Из лимузина вышел водитель в униформе и открыл пассажирскую дверь.
Талли медленно, будто знала, что за ней наблюдают, показалась из машины. Она была одета с тщательно продуманной небрежностью – дизайнерские джинсы с низкой посадкой, белая мужская рубашка, темно-синий пиджак. Волосы густого каштанового цвета, подстриженные каскадом и, вероятно, уложенные лучшим стилистом Манхэттена, сияли под светом фонаря.
– Ух ты, – повторила Мара.
Кейт попыталась втянуть живот.
– Интересно, я еще успею сбегать на липосакцию?
Джонни вылез из машины и подошел к Талли. Они стояли так близко, что соприкасались плечами. Рассмеявшись какой-то шутке водителя, Талли повернулась к Джонни, начала что-то говорить, прижимая ладонь к его груди.
Вмести они смотрелись просто шикарно, точно модели со страниц модного журнала.
– А папе, похоже, нравится тетя Талли, – прокомментировала Мара.
– Похоже, – согласилась Кейт, но Мары уже не было рядом. Распахнув дверь, она выбежала навстречу своей крестной, и та тотчас закружила ее в объятиях.
Вихрь разговоров и света, повсюду сопровождавший Талли, ворвался в дом. Она крепко обняла Кейт, по очереди поцеловала близнецов в пухлые щечки, раздала больше подарков, чем все Райаны вместе взятые получали на Рождество, и немедленно потребовала чего-нибудь выпить.
Во время ужина она без остановки развлекала всех историями о встрече миллениума в Париже, о том, как все паниковали перед наступлением нового тысячелетия, о церемонии вручения «Оскара», на которой была недавно, о платье, которое клейкой лентой закрепили на груди, а на вечеринке оно внезапно отклеилось, как раз когда она опрокидывала в себя очередной шот.
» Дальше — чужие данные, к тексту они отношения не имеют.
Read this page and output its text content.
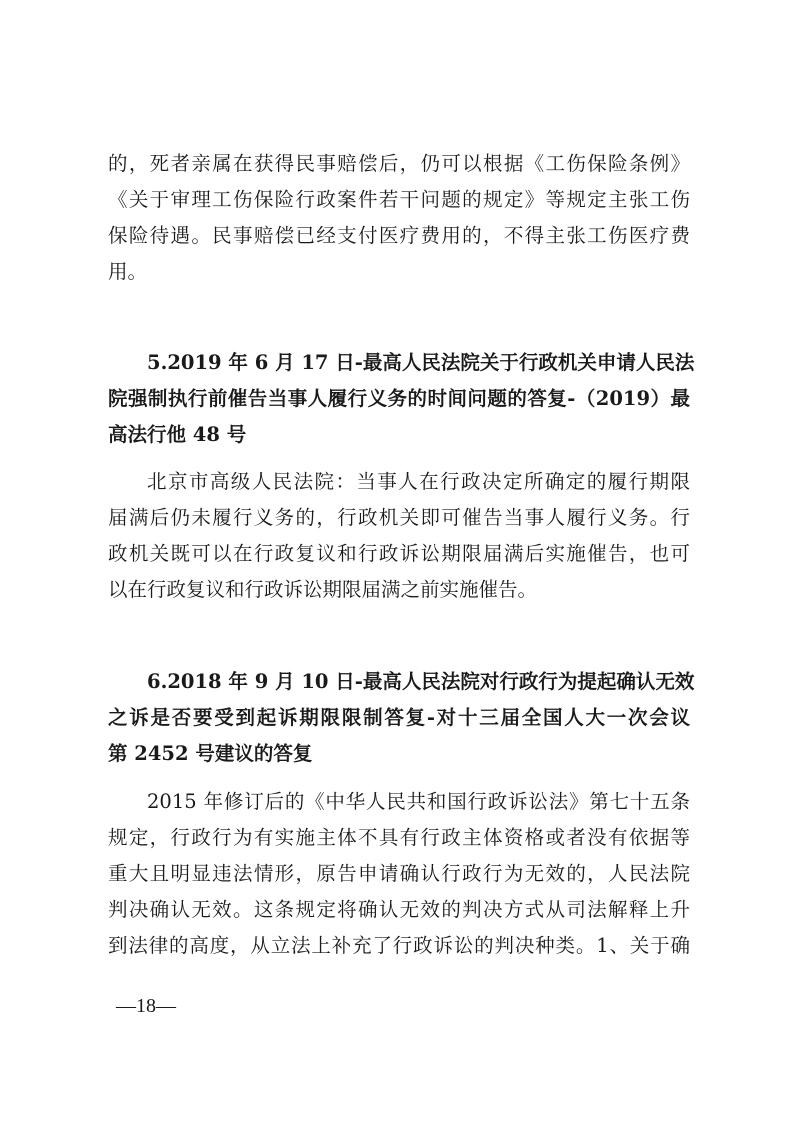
的，死者亲属在获得民事赔偿后，仍可以根据《工伤保险条例》
《关于审理工伤保险行政案件若干问题的规定》等规定主张工伤
保险待遇。民事赔偿已经支付医疗费用的，不得主张工伤医疗费
用。
5.2019 年 6 月 17 日-最高人民法院关于行政机关申请人民法
院强制执行前催告当事人履行义务的时间问题的答复-（2019）最
高法行他 48 号
北京市高级人民法院：当事人在行政决定所确定的履行期限
届满后仍未履行义务的，行政机关即可催告当事人履行义务。行
政机关既可以在行政复议和行政诉讼期限届满后实施催告，也可
以在行政复议和行政诉讼期限届满之前实施催告。
6.2018 年 9 月 10 日-最高人民法院对行政行为提起确认无效
之诉是否要受到起诉期限限制答复-对十三届全国人大一次会议
第 2452 号建议的答复
2015 年修订后的《中华人民共和国行政诉讼法》第七十五条
规定，行政行为有实施主体不具有行政主体资格或者没有依据等
重大且明显违法情形，原告申请确认行政行为无效的，人民法院
判决确认无效。这条规定将确认无效的判决方式从司法解释上升
到法律的高度，从立法上补充了行政诉讼的判决种类。1、关于确
—18—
– Было на что посмотреть, – смеясь, закончила она, – если вы понимаете, о чем я.
Мара ловила каждое слово.
– Это же от Армани было платье? – спросила она.
У Кейт чуть глаза на лоб не полезли, когда Талли ответила:
– Совершенно, верно. А я вижу, ты хорошо разбираешься в моде. Горжусь тобой.
– Я просто фотографии в журнале видела. Ты там была в списке самых стильных.
– Так и сил на это ушло немало, – сказала Талли, расплываясь в улыбке. – У меня целая команда стилистов.
– Ух ты! – в очередной раз воскликнула Мара. – Как же круто.
Когда беседа о моде исчерпала себя, Талли переключилась на мировую политику. Они с Джонни обсудили скандал вокруг Клинтона и Моники Левински и журналистов, которые им обоим перемыли все кости, а каждый раз, когда возникала хотя бы секундная заминка, Мара вклинивалась с вопросами о подростковых кумирах, которых Талли знала лично, а Кейт не знала вовсе. Сама Кейт, не спускавшая глаз с близнецов, почти не участвовала в разговоре. Все пыталась вставить что-нибудь, но отвлекалась на мальчиков, которые то и дело принимались кидаться друг в друга едой.
Ей показалось, что ужин закончился, едва начавшись. Мара убрала со стола, явно пытаясь произвести впечатление на Талли.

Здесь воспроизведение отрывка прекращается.